On the Approximation of Convex Bodies by Ellipses with Respect to the Symmetric Difference Metric

Given a centrally symmetric convex body K⊂ R^d and a positive number λ, we consider, among all ellipsoids E⊂ R^d of volume λ, those that best approximate K with respect to the symmetric difference metric, or equivalently that maximize the volume of E∩ K: these are the maximal intersection (MI) ellipsoids introduced by Artstein-Avidan and Katzin. The question of uniqueness of MI ellipsoids (under the obviously necessary assumption that λ is between the volumes of the John and the Loewner ellipsoids of K) is open in general.

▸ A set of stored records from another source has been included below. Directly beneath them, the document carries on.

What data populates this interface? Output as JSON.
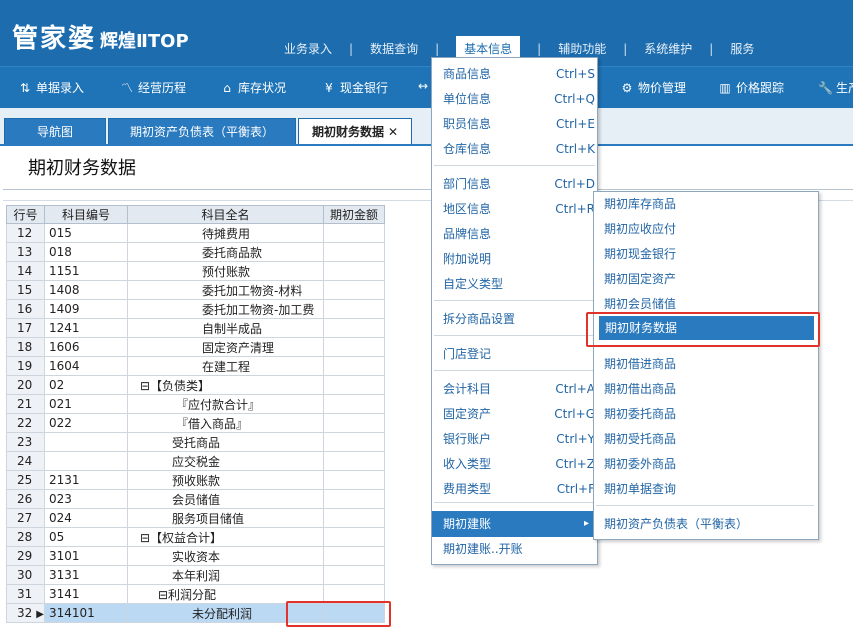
{
  "app": {
    "logo": "管家婆",
    "logo_sub": "辉煌ⅡTOP"
  },
  "topnav": {
    "items": [
      "业务录入",
      "数据查询",
      "基本信息",
      "辅助功能",
      "系统维护",
      "服务"
    ],
    "separator": "|",
    "active": "基本信息"
  },
  "toolbar": {
    "items": [
      {
        "label": "单据录入",
        "icon": "document-entry-icon",
        "glyph": "⇅"
      },
      {
        "label": "经营历程",
        "icon": "line-chart-icon",
        "glyph": "〽"
      },
      {
        "label": "库存状况",
        "icon": "warehouse-icon",
        "glyph": "⌂"
      },
      {
        "label": "现金银行",
        "icon": "yen-icon",
        "glyph": "¥"
      },
      {
        "label": "",
        "icon": "arrow-icon",
        "glyph": "↔"
      },
      {
        "label": "物价管理",
        "icon": "gear-icon",
        "glyph": "⚙"
      },
      {
        "label": "价格跟踪",
        "icon": "bar-chart-icon",
        "glyph": "▥"
      },
      {
        "label": "生产",
        "icon": "wrench-icon",
        "glyph": "🔧"
      }
    ]
  },
  "tabs": [
    {
      "label": "导航图"
    },
    {
      "label": "期初资产负债表（平衡表）"
    },
    {
      "label": "期初财务数据",
      "close": "✕",
      "active": true
    }
  ],
  "page": {
    "title": "期初财务数据"
  },
  "grid": {
    "columns": [
      "行号",
      "科目编号",
      "科目全名",
      "期初金额"
    ],
    "rows": [
      {
        "no": "12",
        "code": "015",
        "name": "待摊费用",
        "amount": ""
      },
      {
        "no": "13",
        "code": "018",
        "name": "委托商品款",
        "amount": ""
      },
      {
        "no": "14",
        "code": "1151",
        "name": "预付账款",
        "amount": ""
      },
      {
        "no": "15",
        "code": "1408",
        "name": "委托加工物资-材料",
        "amount": ""
      },
      {
        "no": "16",
        "code": "1409",
        "name": "委托加工物资-加工费",
        "amount": ""
      },
      {
        "no": "17",
        "code": "1241",
        "name": "自制半成品",
        "amount": ""
      },
      {
        "no": "18",
        "code": "1606",
        "name": "固定资产清理",
        "amount": ""
      },
      {
        "no": "19",
        "code": "1604",
        "name": "在建工程",
        "amount": ""
      },
      {
        "no": "20",
        "code": "02",
        "name": "⊟【负债类】",
        "amount": ""
      },
      {
        "no": "21",
        "code": "021",
        "name": "『应付款合计』",
        "amount": ""
      },
      {
        "no": "22",
        "code": "022",
        "name": "『借入商品』",
        "amount": ""
      },
      {
        "no": "23",
        "code": "",
        "name": "受托商品",
        "amount": ""
      },
      {
        "no": "24",
        "code": "",
        "name": "应交税金",
        "amount": ""
      },
      {
        "no": "25",
        "code": "2131",
        "name": "预收账款",
        "amount": ""
      },
      {
        "no": "26",
        "code": "023",
        "name": "会员储值",
        "amount": ""
      },
      {
        "no": "27",
        "code": "024",
        "name": "服务项目储值",
        "amount": ""
      },
      {
        "no": "28",
        "code": "05",
        "name": "⊟【权益合计】",
        "amount": ""
      },
      {
        "no": "29",
        "code": "3101",
        "name": "实收资本",
        "amount": ""
      },
      {
        "no": "30",
        "code": "3131",
        "name": "本年利润",
        "amount": ""
      },
      {
        "no": "31",
        "code": "3141",
        "name": "⊟利润分配",
        "amount": ""
      },
      {
        "no": "32",
        "code": "314101",
        "name": "未分配利润",
        "amount": "",
        "selected": true,
        "pointer": "▶"
      }
    ]
  },
  "menu": {
    "items": [
      {
        "label": "商品信息",
        "shortcut": "Ctrl+S"
      },
      {
        "label": "单位信息",
        "shortcut": "Ctrl+Q"
      },
      {
        "label": "职员信息",
        "shortcut": "Ctrl+E"
      },
      {
        "label": "仓库信息",
        "shortcut": "Ctrl+K"
      },
      {
        "label": "部门信息",
        "shortcut": "Ctrl+D"
      },
      {
        "label": "地区信息",
        "shortcut": "Ctrl+R"
      },
      {
        "label": "品牌信息",
        "shortcut": ""
      },
      {
        "label": "附加说明",
        "shortcut": ""
      },
      {
        "label": "自定义类型",
        "shortcut": ""
      },
      {
        "label": "拆分商品设置",
        "shortcut": ""
      },
      {
        "label": "门店登记",
        "shortcut": ""
      },
      {
        "label": "会计科目",
        "shortcut": "Ctrl+A"
      },
      {
        "label": "固定资产",
        "shortcut": "Ctrl+G"
      },
      {
        "label": "银行账户",
        "shortcut": "Ctrl+Y"
      },
      {
        "label": "收入类型",
        "shortcut": "Ctrl+Z"
      },
      {
        "label": "费用类型",
        "shortcut": "Ctrl+F"
      },
      {
        "label": "期初建账",
        "shortcut": "",
        "arrow": "▸"
      },
      {
        "label": "期初建账..开账",
        "shortcut": ""
      }
    ]
  },
  "submenu": {
    "items": [
      {
        "label": "期初库存商品"
      },
      {
        "label": "期初应收应付"
      },
      {
        "label": "期初现金银行"
      },
      {
        "label": "期初固定资产"
      },
      {
        "label": "期初会员储值"
      },
      {
        "label": "期初财务数据"
      },
      {
        "label": "期初借进商品"
      },
      {
        "label": "期初借出商品"
      },
      {
        "label": "期初委托商品"
      },
      {
        "label": "期初受托商品"
      },
      {
        "label": "期初委外商品"
      },
      {
        "label": "期初单据查询"
      },
      {
        "label": "期初资产负债表（平衡表）"
      }
    ]
  },
  "colors": {
    "primary": "#1c6cae",
    "highlight": "#2a7ac0",
    "annotation": "#e0332c",
    "selected_row": "#bcd9f4"
  }
}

We provide a positive answer to this question in dimension d= 2. Therefore we obtain a continuous 1-parameter family of ellipses interpolating between the John and the Loewner ellipses of K. In order to prove uniqueness, we show that the area I_K(E) of the intersection K∩ E is a strictly quasiconcave function of the ellipse E, with respect to the natural affine structure on the set of ellipses of area λ. The proof relies on smoothening K, putting it in general position, and obtaining uniform estimates for certain derivatives of the function I_K(·). Finally, we provide a characterization of maximal intersection positions, that is, the situation where the MI ellipse of K is the unit disk, under the assumption that the two boundaries are transverse.